“Do-overs” are great! I remember being very young and hearing the expression, “Do-over.” Usually we were playing a game and someone would mess up and that person would say, “Do-over!” Many years later, as an adult, I was standing on the first tee box on a golf course. I hit a terrible shot and someone said, “Take a mulligan.” (Hit another ball). I did. (The first of many taken through the years). “Do-overs” are great!
I can look back and see some areas of my life where I wish that I could have a “do-over.” If you could go back and do some things differently, what would you do? This is what I have been thinking:
1. I would enjoy the moment more. How often I have found myself anxious about the future instead of just living fully in the moment. Several times in our marriage, Charlotte has said to me, “Why don’t we just enjoy right now, instead of getting so upset.” (Maybe upset with the kids, etc.)

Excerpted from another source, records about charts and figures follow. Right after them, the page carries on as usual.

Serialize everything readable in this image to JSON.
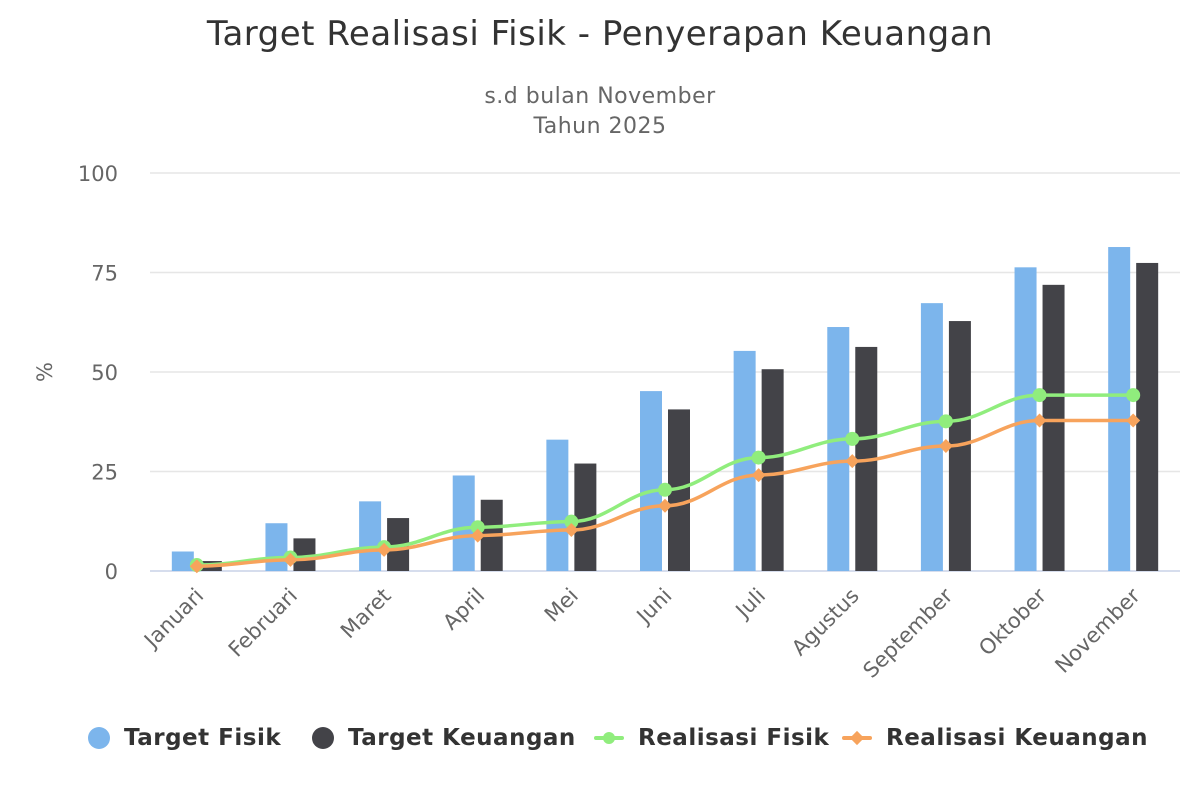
{
  "chart_data": {
    "type": "bar",
    "title": "Target Realisasi Fisik - Penyerapan Keuangan",
    "subtitle": [
      "s.d bulan November",
      "Tahun 2025"
    ],
    "ylabel": "%",
    "ylim": [
      0,
      100
    ],
    "yticks": [
      "0",
      "25",
      "50",
      "75",
      "100"
    ],
    "grid": true,
    "legend_position": "bottom",
    "categories": [
      "Januari",
      "Februari",
      "Maret",
      "April",
      "Mei",
      "Juni",
      "Juli",
      "Agustus",
      "September",
      "Oktober",
      "November"
    ],
    "series": [
      {
        "name": "Target Fisik",
        "kind": "bar",
        "color": "#7cb5ec",
        "values": [
          4.9,
          12,
          17.5,
          24,
          33,
          45.2,
          55.3,
          61.3,
          67.3,
          76.3,
          81.4
        ]
      },
      {
        "name": "Target Keuangan",
        "kind": "bar",
        "color": "#434348",
        "values": [
          2.5,
          8.2,
          13.3,
          17.9,
          27,
          40.6,
          50.7,
          56.3,
          62.8,
          71.9,
          77.4
        ]
      },
      {
        "name": "Realisasi Fisik",
        "kind": "line",
        "marker": "circle",
        "color": "#90ed7d",
        "values": [
          1.5,
          3.4,
          6,
          11,
          12.4,
          20.4,
          28.5,
          33.2,
          37.6,
          44.2,
          44.2
        ]
      },
      {
        "name": "Realisasi Keuangan",
        "kind": "line",
        "marker": "diamond",
        "color": "#f7a35c",
        "values": [
          1.2,
          2.8,
          5.3,
          8.9,
          10.3,
          16.4,
          24.1,
          27.6,
          31.4,
          37.8,
          37.8
        ]
      }
    ]
  }
}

2. I would laugh more. Yes, there are things that happen that are frustrating, terrible, horrible, etc. Yes, I know that there are moments that are tense. But–there are so many little moments that are funny! Charlotte and I once knew a woman who cut out cartoons from the newspaper and posted them on the refrigerator door because she wanted to encourage her family to laugh.
3. I would spend less time worrying about people who choose to be miserable. I really thought, many years ago, that if a person did everything just right then the people around him/her would all be happy. As a young preacher, I thought the same about the church. I did not realize that there are people who almost enjoy being miserable. (I am not saying this with any sarcasm. I am serious). There are people who have functioned that way most of their lives. Every now and then a naive person will come along and think that if everything was just so-so for these people that they would finally be happy. Not true. (It is sort of like the situation that police officers sometimes face where they get a domestic violence call. A husband and wife are fighting. Upon his/her arrival, they stop fighting one another and start attacking the officer).

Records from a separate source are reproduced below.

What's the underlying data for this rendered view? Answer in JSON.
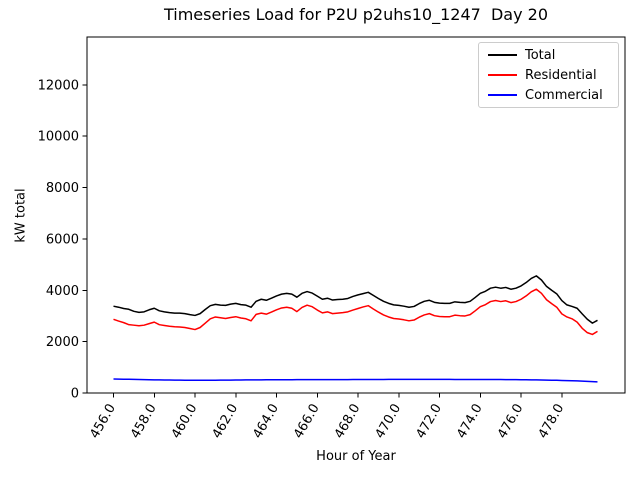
{
  "chart_data": {
    "type": "line",
    "title": "Timeseries Load for P2U p2uhs10_1247  Day 20",
    "xlabel": "Hour of Year",
    "ylabel": "kW total",
    "xlim": [
      454.7,
      481.1
    ],
    "ylim": [
      0,
      13860
    ],
    "grid": false,
    "legend_position": "upper right",
    "xticks": [
      456,
      458,
      460,
      462,
      464,
      466,
      468,
      470,
      472,
      474,
      476,
      478
    ],
    "xtick_labels": [
      "456.0",
      "458.0",
      "460.0",
      "462.0",
      "464.0",
      "466.0",
      "468.0",
      "470.0",
      "472.0",
      "474.0",
      "476.0",
      "478.0"
    ],
    "yticks": [
      0,
      2000,
      4000,
      6000,
      8000,
      10000,
      12000
    ],
    "ytick_labels": [
      "0",
      "2000",
      "4000",
      "6000",
      "8000",
      "10000",
      "12000"
    ],
    "x_start": 456.0,
    "x_step": 0.25,
    "series": [
      {
        "name": "Total",
        "color": "#000000",
        "values": [
          3380,
          3340,
          3290,
          3260,
          3180,
          3140,
          3160,
          3240,
          3300,
          3200,
          3160,
          3130,
          3110,
          3110,
          3090,
          3050,
          3020,
          3090,
          3250,
          3400,
          3450,
          3420,
          3410,
          3460,
          3490,
          3440,
          3420,
          3340,
          3570,
          3650,
          3610,
          3690,
          3780,
          3850,
          3880,
          3850,
          3730,
          3880,
          3950,
          3890,
          3770,
          3650,
          3690,
          3620,
          3640,
          3650,
          3680,
          3760,
          3820,
          3870,
          3920,
          3800,
          3680,
          3570,
          3490,
          3430,
          3410,
          3380,
          3340,
          3370,
          3480,
          3570,
          3610,
          3530,
          3500,
          3490,
          3490,
          3550,
          3530,
          3520,
          3570,
          3720,
          3880,
          3960,
          4080,
          4120,
          4080,
          4110,
          4040,
          4080,
          4170,
          4300,
          4460,
          4560,
          4400,
          4150,
          4000,
          3860,
          3600,
          3430,
          3370,
          3300,
          3080,
          2870,
          2720,
          2830
        ]
      },
      {
        "name": "Residential",
        "color": "#ff0000",
        "values": [
          2870,
          2800,
          2740,
          2660,
          2640,
          2620,
          2640,
          2700,
          2760,
          2660,
          2630,
          2600,
          2580,
          2570,
          2550,
          2510,
          2470,
          2550,
          2720,
          2890,
          2960,
          2930,
          2900,
          2940,
          2970,
          2920,
          2890,
          2810,
          3060,
          3110,
          3070,
          3150,
          3240,
          3310,
          3340,
          3300,
          3170,
          3330,
          3420,
          3360,
          3230,
          3120,
          3160,
          3090,
          3110,
          3130,
          3160,
          3230,
          3290,
          3350,
          3400,
          3270,
          3150,
          3040,
          2960,
          2900,
          2880,
          2850,
          2810,
          2840,
          2950,
          3040,
          3090,
          3010,
          2980,
          2970,
          2970,
          3030,
          3010,
          3000,
          3050,
          3200,
          3360,
          3440,
          3560,
          3600,
          3560,
          3590,
          3520,
          3560,
          3650,
          3780,
          3940,
          4040,
          3880,
          3630,
          3480,
          3340,
          3080,
          2960,
          2890,
          2760,
          2520,
          2350,
          2280,
          2400
        ]
      },
      {
        "name": "Commercial",
        "color": "#0000ff",
        "values": [
          545,
          541,
          537,
          533,
          529,
          525,
          521,
          517,
          513,
          510,
          507,
          504,
          501,
          499,
          497,
          496,
          495,
          495,
          495,
          496,
          497,
          499,
          501,
          503,
          505,
          507,
          509,
          510,
          512,
          513,
          514,
          515,
          516,
          517,
          518,
          518,
          519,
          519,
          520,
          520,
          520,
          521,
          521,
          522,
          522,
          523,
          523,
          524,
          525,
          526,
          527,
          527,
          528,
          528,
          529,
          529,
          530,
          530,
          530,
          530,
          530,
          530,
          530,
          530,
          529,
          529,
          529,
          528,
          528,
          528,
          527,
          527,
          527,
          526,
          526,
          525,
          524,
          523,
          522,
          520,
          518,
          516,
          513,
          510,
          506,
          502,
          498,
          494,
          489,
          483,
          477,
          470,
          460,
          452,
          444,
          435
        ]
      }
    ]
  }
}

4. I would pay more attention to people who need loving than worrying about why I wasn’t being loved, or encouraged, or appreciated, etc.

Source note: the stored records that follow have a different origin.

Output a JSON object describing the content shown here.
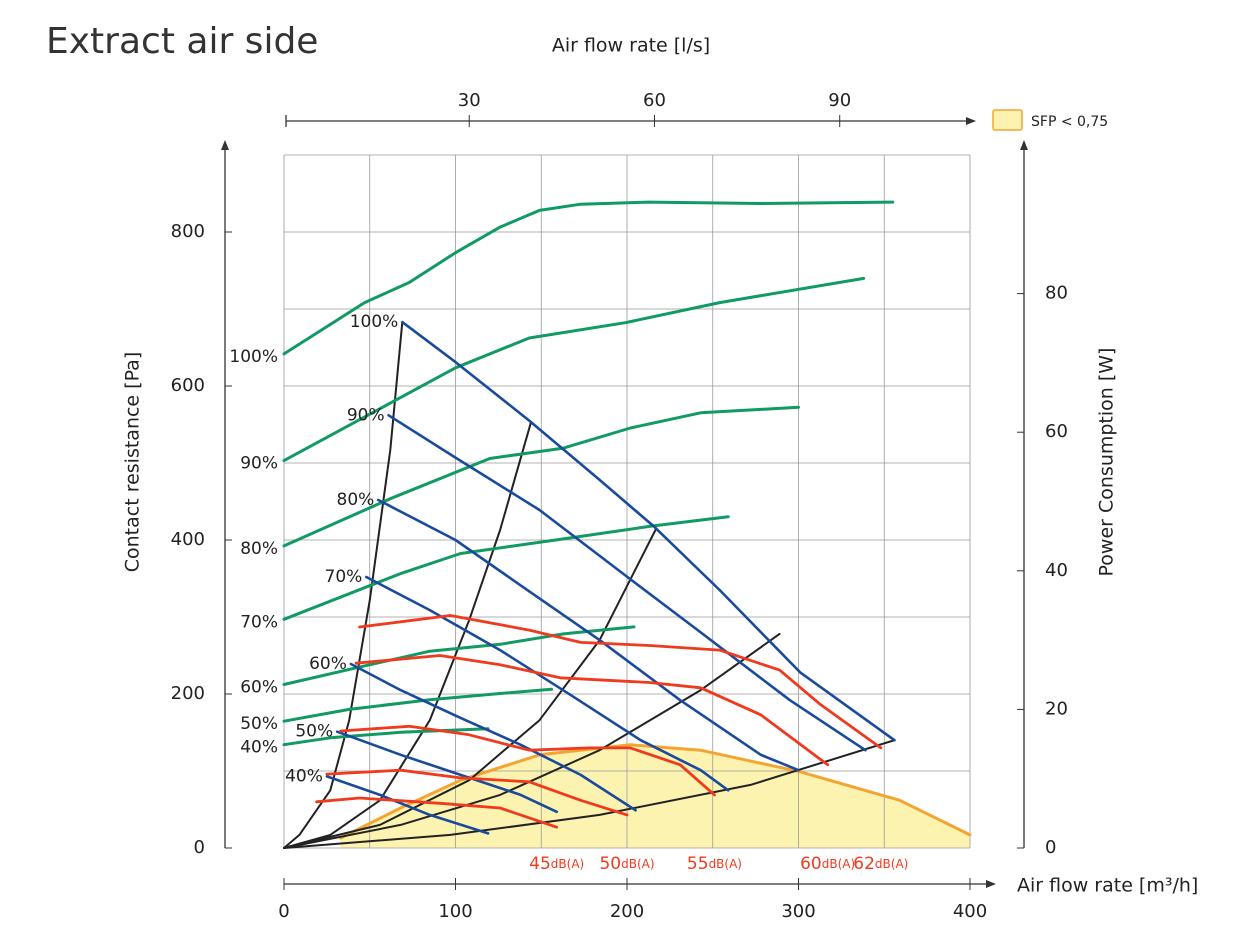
{
  "chart_data": {
    "type": "line",
    "title": "Extract air side",
    "x2_title": "Air flow rate [l/s]",
    "x_title": "Air flow rate [m³/h]",
    "y_title": "Contact resistance [Pa]",
    "y2_title": "Power Consumption [W]",
    "xlim": [
      0,
      400
    ],
    "xticks": [
      0,
      100,
      200,
      300,
      400
    ],
    "x2lim": [
      0,
      111.1
    ],
    "x2ticks": [
      30,
      60,
      90
    ],
    "ylim": [
      0,
      900
    ],
    "yticks": [
      0,
      200,
      400,
      600,
      800
    ],
    "y2lim": [
      0,
      100
    ],
    "y2ticks": [
      0,
      20,
      40,
      60,
      80
    ],
    "grid": true,
    "grid_x": [
      0,
      50,
      100,
      150,
      200,
      250,
      300,
      350,
      400
    ],
    "grid_y": [
      0,
      100,
      200,
      300,
      400,
      500,
      600,
      700,
      800,
      900
    ],
    "legend_corner": "top-right",
    "sfp_area": {
      "name": "SFP < 0,75",
      "color": "#fdf3b0",
      "edge": "#f5a431",
      "x": [
        33,
        68,
        103,
        149,
        202,
        243,
        301,
        359,
        400
      ],
      "values": [
        13,
        52,
        88,
        121,
        134,
        127,
        99,
        62,
        17
      ]
    },
    "power_curves": [
      {
        "name": "100%",
        "color": "#119a63",
        "axis": "y2",
        "x": [
          0,
          47,
          73,
          100,
          126,
          149,
          173,
          213,
          278,
          355
        ],
        "values": [
          71.3,
          78.7,
          81.6,
          85.9,
          89.6,
          92,
          92.9,
          93.2,
          93,
          93.2
        ]
      },
      {
        "name": "90%",
        "color": "#119a63",
        "axis": "y2",
        "x": [
          0,
          62,
          100,
          143,
          199,
          254,
          338
        ],
        "values": [
          55.9,
          64.2,
          69.3,
          73.6,
          75.8,
          78.7,
          82.2
        ]
      },
      {
        "name": "80%",
        "color": "#119a63",
        "axis": "y2",
        "x": [
          0,
          62,
          120,
          163,
          202,
          243,
          300
        ],
        "values": [
          43.6,
          50.4,
          56.2,
          57.7,
          60.6,
          62.8,
          63.6
        ]
      },
      {
        "name": "70%",
        "color": "#119a63",
        "axis": "y2",
        "x": [
          0,
          68,
          103,
          163,
          213,
          259
        ],
        "values": [
          33,
          39.6,
          42.5,
          44.6,
          46.4,
          47.8
        ]
      },
      {
        "name": "60%",
        "color": "#119a63",
        "axis": "y2",
        "x": [
          0,
          44,
          85,
          126,
          163,
          204
        ],
        "values": [
          23.6,
          26.1,
          28.4,
          29.4,
          30.9,
          31.9
        ]
      },
      {
        "name": "50%",
        "color": "#119a63",
        "axis": "y2",
        "x": [
          0,
          38,
          85,
          126,
          156
        ],
        "values": [
          18.3,
          20,
          21.4,
          22.3,
          22.9
        ]
      },
      {
        "name": "40%",
        "color": "#119a63",
        "axis": "y2",
        "x": [
          0,
          27,
          68,
          119
        ],
        "values": [
          14.9,
          15.9,
          16.7,
          17.2
        ]
      }
    ],
    "pressure_curves": [
      {
        "name": "100%",
        "color": "#1a4a9c",
        "x": [
          69,
          100,
          143,
          184,
          216,
          254,
          301,
          356
        ],
        "values": [
          683,
          631,
          555,
          478,
          417,
          335,
          228,
          140
        ]
      },
      {
        "name": "90%",
        "color": "#1a4a9c",
        "x": [
          61,
          100,
          149,
          199,
          243,
          295,
          339
        ],
        "values": [
          562,
          507,
          439,
          354,
          280,
          192,
          127
        ]
      },
      {
        "name": "80%",
        "color": "#1a4a9c",
        "x": [
          55,
          100,
          138,
          184,
          231,
          278,
          300
        ],
        "values": [
          452,
          400,
          341,
          270,
          192,
          121,
          101
        ]
      },
      {
        "name": "70%",
        "color": "#1a4a9c",
        "x": [
          48,
          85,
          126,
          167,
          208,
          243,
          259
        ],
        "values": [
          352,
          309,
          257,
          199,
          140,
          101,
          75
        ]
      },
      {
        "name": "60%",
        "color": "#1a4a9c",
        "x": [
          39,
          68,
          103,
          138,
          173,
          205
        ],
        "values": [
          239,
          205,
          169,
          134,
          95,
          49
        ]
      },
      {
        "name": "50%",
        "color": "#1a4a9c",
        "x": [
          31,
          68,
          103,
          138,
          159
        ],
        "values": [
          151,
          121,
          95,
          69,
          47
        ]
      },
      {
        "name": "40%",
        "color": "#1a4a9c",
        "x": [
          25,
          56,
          85,
          119
        ],
        "values": [
          93,
          69,
          43,
          19
        ]
      }
    ],
    "system_curves": [
      {
        "color": "#222222",
        "x": [
          0,
          9,
          27,
          38,
          50,
          62,
          69
        ],
        "values": [
          0,
          17,
          75,
          166,
          322,
          517,
          683
        ]
      },
      {
        "color": "#222222",
        "x": [
          0,
          27,
          56,
          85,
          108,
          126,
          144
        ],
        "values": [
          0,
          17,
          62,
          166,
          296,
          413,
          553
        ]
      },
      {
        "color": "#222222",
        "x": [
          0,
          56,
          108,
          149,
          184,
          217
        ],
        "values": [
          0,
          30,
          88,
          166,
          270,
          415
        ]
      },
      {
        "color": "#222222",
        "x": [
          0,
          68,
          126,
          184,
          243,
          289
        ],
        "values": [
          0,
          30,
          69,
          127,
          205,
          278
        ]
      },
      {
        "color": "#222222",
        "x": [
          0,
          97,
          184,
          272,
          356
        ],
        "values": [
          0,
          17,
          43,
          82,
          140
        ]
      }
    ],
    "noise_unit": "dB(A)",
    "noise_curves": [
      {
        "name": "45",
        "color": "#f03a1e",
        "x": [
          19,
          44,
          91,
          126,
          159
        ],
        "values": [
          60,
          65,
          58,
          52,
          27
        ]
      },
      {
        "name": "50",
        "color": "#f03a1e",
        "x": [
          25,
          68,
          103,
          143,
          173,
          200
        ],
        "values": [
          96,
          101,
          91,
          86,
          62,
          43
        ]
      },
      {
        "name": "55",
        "color": "#f03a1e",
        "x": [
          33,
          73,
          108,
          143,
          178,
          202,
          231,
          251
        ],
        "values": [
          152,
          158,
          147,
          127,
          130,
          130,
          108,
          69
        ]
      },
      {
        "name": "60",
        "color": "#f03a1e",
        "x": [
          42,
          91,
          126,
          161,
          213,
          243,
          278,
          317
        ],
        "values": [
          240,
          250,
          238,
          221,
          215,
          208,
          173,
          108
        ]
      },
      {
        "name": "62",
        "color": "#f03a1e",
        "x": [
          44,
          97,
          143,
          173,
          213,
          254,
          289,
          313,
          348
        ],
        "values": [
          287,
          302,
          283,
          267,
          263,
          257,
          231,
          186,
          130
        ]
      }
    ]
  }
}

5. I would focus more on loving my wife and children in everyday, practical ways. When all is said and done, I am very dispensable in most areas of my life. However, I am the only husband and father that my wife and children have.
6. I would pay more attention to what God is already doing in the people who he brings into my life. Too often, I have focused on the future, thinking that one day all of the circumstances will finally come together. The moment is what I have.
7. I would accept and appreciate the situation that I am in (with all of its messiness), instead of always thinking “If only…” I can get into the “if only” mentality right now. When I do that I begin to feel like a victim. “Things would be different for me if only we had better…more…different…new…” Then I begin to feel like a victim thinking that if it weren’t for someone else’s shortcomings, my life, circumstances, the church, etc. would be so much better.
What would you do differently? Thinking about this has been good. It reminds me that I still can live differently. This week.